Come se nulla stia accadendo sui ghiacciai e sui pendii, domani 28 ottobre la Coppa del mondo di sci comincia a modo suo, al solito modo, benché a Sölden, valle Ötztal, nella regione austriaca del Tirolo, le temperature siano ancora alte. Neve naturale: pochissima. Domani la tradizione viene rispettata con l’apertura dedicata al gigante femminile, domenica tocca agli uomini, ma come racconta Race Ski Magazine la sciata di prova di oggi è stata annullata, in paese piove, il meteo non aiuta.
Senza girarci attorno, il grande tema è se lo sci possa permettersi di cominciare la sua stagione nel mese di ottobre, in tempi di riscaldamento globale.
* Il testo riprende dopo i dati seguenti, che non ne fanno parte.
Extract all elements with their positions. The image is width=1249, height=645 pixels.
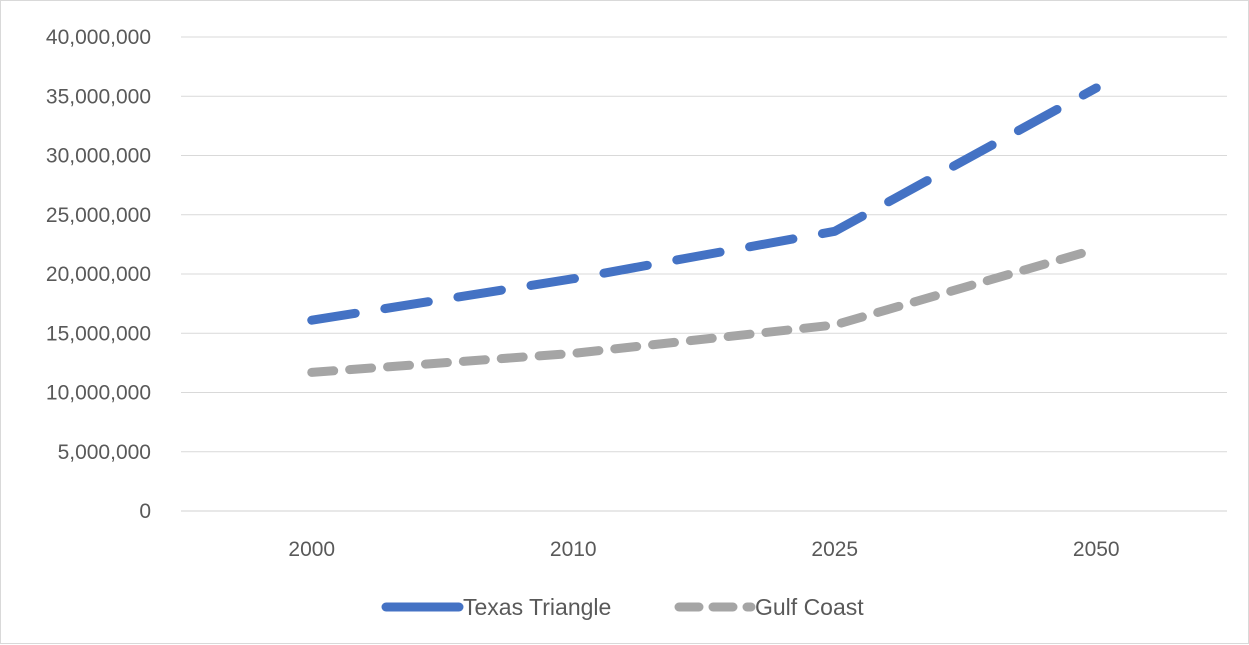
series-line-gulf-coast xyxy=(307,244,1101,377)
y-tick-label: 35,000,000 xyxy=(46,85,151,108)
x-tick-label: 2000 xyxy=(288,538,335,561)
y-tick-label: 10,000,000 xyxy=(46,382,151,405)
y-axis-tick-labels: 0 5,000,000 10,000,000 15,000,000 20,000,000… xyxy=(46,26,151,523)
y-tick-label: 30,000,000 xyxy=(46,145,151,168)
y-tick-label: 40,000,000 xyxy=(46,26,151,49)
legend-label: Texas Triangle xyxy=(463,594,611,620)
series-line-texas-triangle xyxy=(307,83,1101,325)
series-lines xyxy=(307,83,1101,377)
gridlines xyxy=(181,36,1227,512)
y-tick-label: 25,000,000 xyxy=(46,204,151,227)
y-tick-label: 5,000,000 xyxy=(58,441,151,464)
y-tick-label: 20,000,000 xyxy=(46,263,151,286)
y-tick-label: 0 xyxy=(139,500,151,523)
legend-label: Gulf Coast xyxy=(755,594,864,620)
x-axis-tick-labels: 2000 2010 2025 2050 xyxy=(288,538,1119,561)
legend: Texas Triangle Gulf Coast xyxy=(381,594,864,620)
y-tick-label: 15,000,000 xyxy=(46,322,151,345)
x-tick-label: 2025 xyxy=(811,538,858,561)
x-tick-label: 2050 xyxy=(1073,538,1120,561)
x-tick-label: 2010 xyxy=(550,538,597,561)
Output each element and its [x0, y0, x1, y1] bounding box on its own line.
Non solo. Sölden apre con le sue due gare una serie di 90 prove fino a metà marzo, equamente divise tra donne e uomini, creando la stagione più impegnativa nei 57 anni di storia della Coppa del Mondo, senza interruzioni per le Olimpiadi o per i Mondiali, eppure piena piena, col tentativo saltato un anno fa delle prime discese transfrontaliere, da Zermatt in Svizzera a Cervinia in Italia. Zagabria è uscita dal calendario, la sua altitudine [bassitudine] aveva causato diverse difficoltà agli organizzatori.
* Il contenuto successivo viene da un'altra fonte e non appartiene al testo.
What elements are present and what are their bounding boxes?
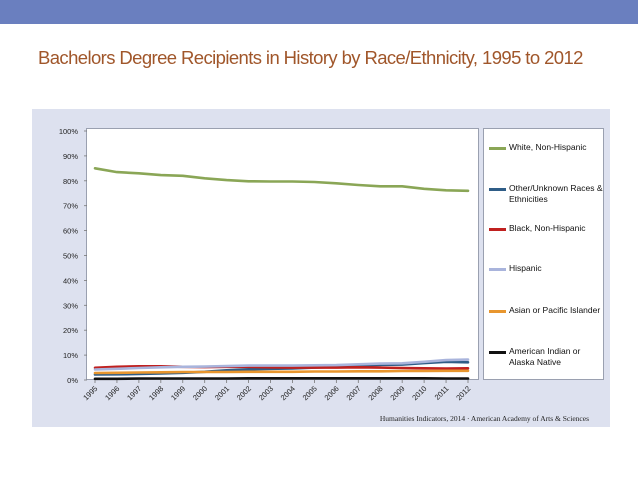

SöldenAi disagi della bassa quota resiste Sölden. La Associated Press spiega che dopo un inizio mese insolitamente caldo e la mancanza di neve fresca, nelle ultime settimane gli organizzatori hanno preparato il percorso trasportando 45.000 metri cubi di neve conservata dalla scorsa primavera sulla collina per coprire il tracciato di un chilometro e 200 metri. Sopra questo strato è stata aggiunta neve artificiale, sparata da 22 cannoni. Hanno funzionato per due giorni e due notti consecutive, tra le proteste di Protect Our Winters, un’organizzazione no-profit con sede in Colorado. Ieri ha preso posizione della sua pagina Instagram parlando di “una gara che si tiene troppo presto”. Hanno pubblicato un’immagine della pista – una striscia bianca lungo la collina rocciosa in una giornata buia e piovosa – con la scritta Spostate la data.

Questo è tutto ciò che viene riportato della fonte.